I often think about this one episode of the 1998 TV series Charmed, “Once Upon a Time” (2000), in which the Halliwell sisters must protect a young girl who is being stalked by dark, mythical creatures that lurk in the “in-betweens,” points of time and space at which two worlds intersect and create a door. I have long been fascinated by the idea of what lies just beyond our own realm but stands close enough that, in the right conditions, we might be able to touch it. Or perhaps, more frighteningly, it might touch us. 

The threshold between our own world and another offers an exciting and, if I’m being honest, fearsome landscape that is at once a doorway to adventure and a barrier to untold danger. And it is on this fertile landscape that we see authors sow stories of colliding worlds in which some entities try to break out of their cages, in which others beckon the curious and unsuspecting into their realm, and in which even more threaten destruction to reality as we know it.

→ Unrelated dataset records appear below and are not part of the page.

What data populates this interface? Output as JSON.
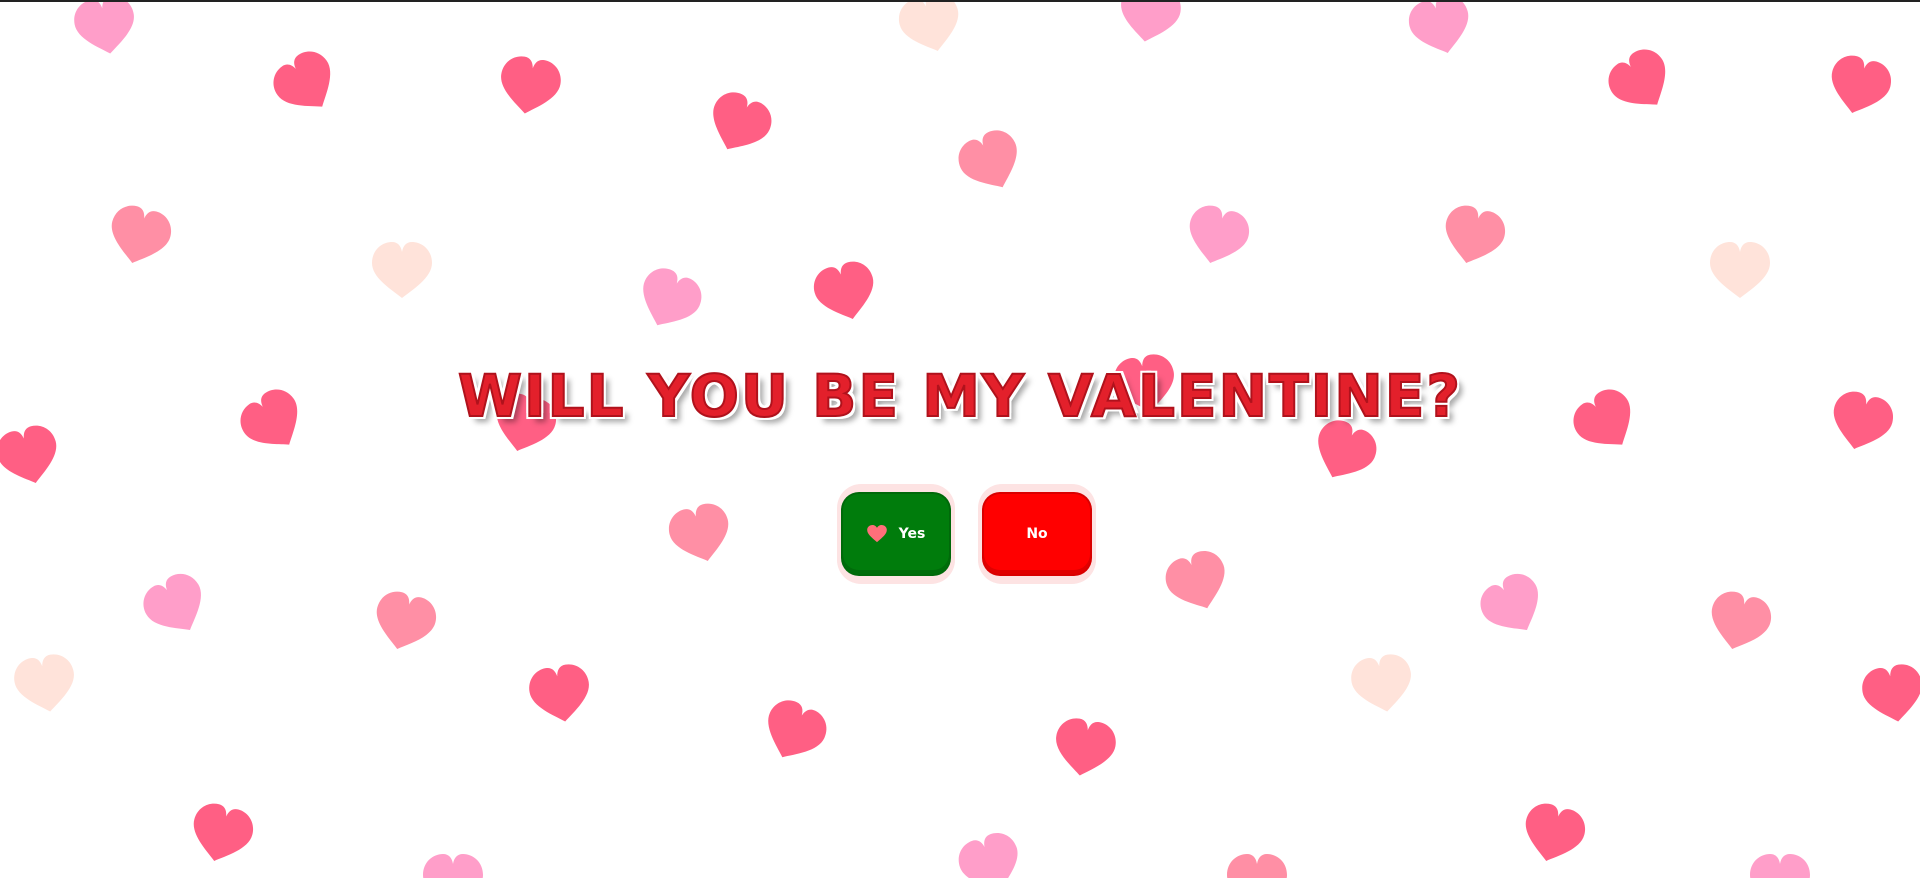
{
  "page": {
    "title": "WILL YOU BE MY VALENTINE?"
  },
  "buttons": {
    "yes_label": "Yes",
    "yes_icon": "heart-icon",
    "yes_color": "#007c0c",
    "no_label": "No",
    "no_color": "#ff0000"
  },
  "colors": {
    "title": "#e3202b",
    "heart_palette": [
      "#ff5f84",
      "#ff8fa5",
      "#ff9ec9",
      "#ffe3da"
    ]
  }
}
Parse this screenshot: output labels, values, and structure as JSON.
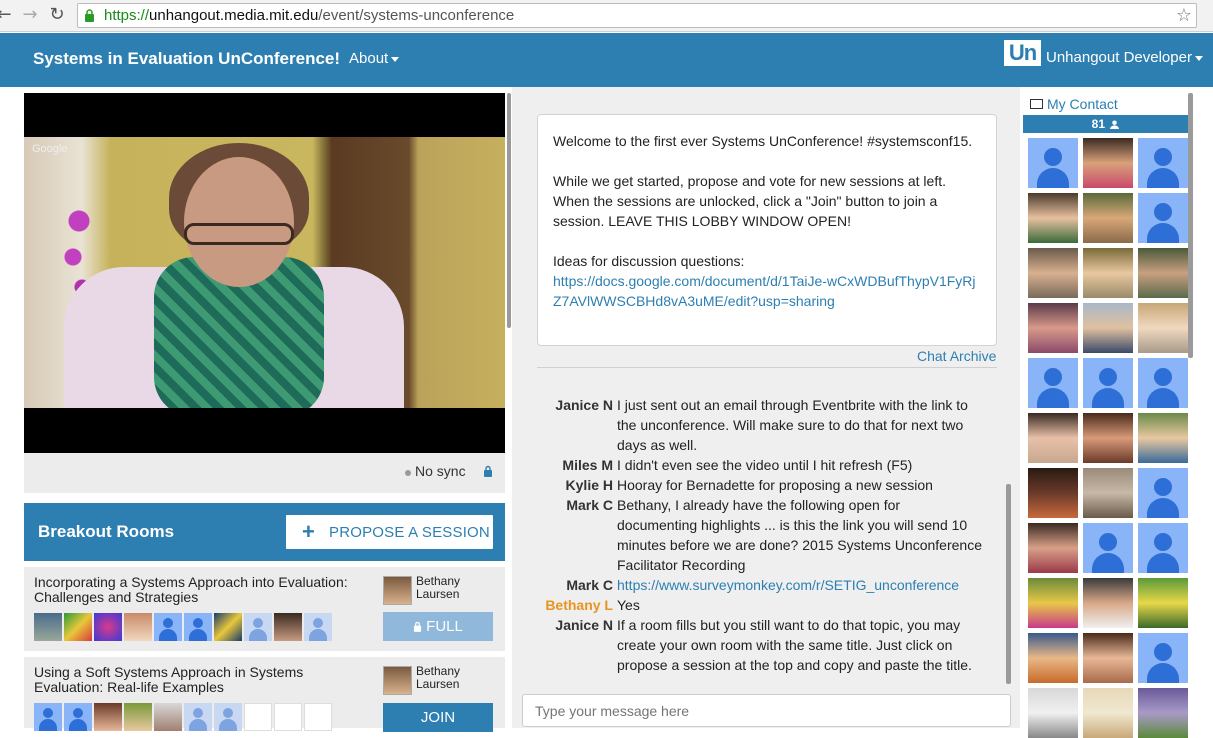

Through the pages of these six novels, I invite you to glimpse what lurks beyond — beyond Earth, beyond space, beyond time, beyond our own dimension, beyond everything we know to be true. Because whether you slip into strange new worlds or discover that the rest of the world has inexplicably slipped away, you’re sure to land in that irresistible sweet spot between terrific and terrifying as you come face to face with whatever exists on the other side.

 width=Gallant by V.E. Schwab | Greenwillow Books

Raised at a school for independent girls, Olivia Prior knows very little about her family aside from the sparse details contained in the journal her mother left behind. The entries seem to devolve into madness with the turn of every page, but the final entry is a surprisingly lucid letter addressed to Olivia that ends in warning: “You will be safe as long as you stay away from Gallant.” What that means, Olivia hasn’t the faintest idea. That is, until a letter arrives from a mysterious uncle, summoning her home to the family’s estate.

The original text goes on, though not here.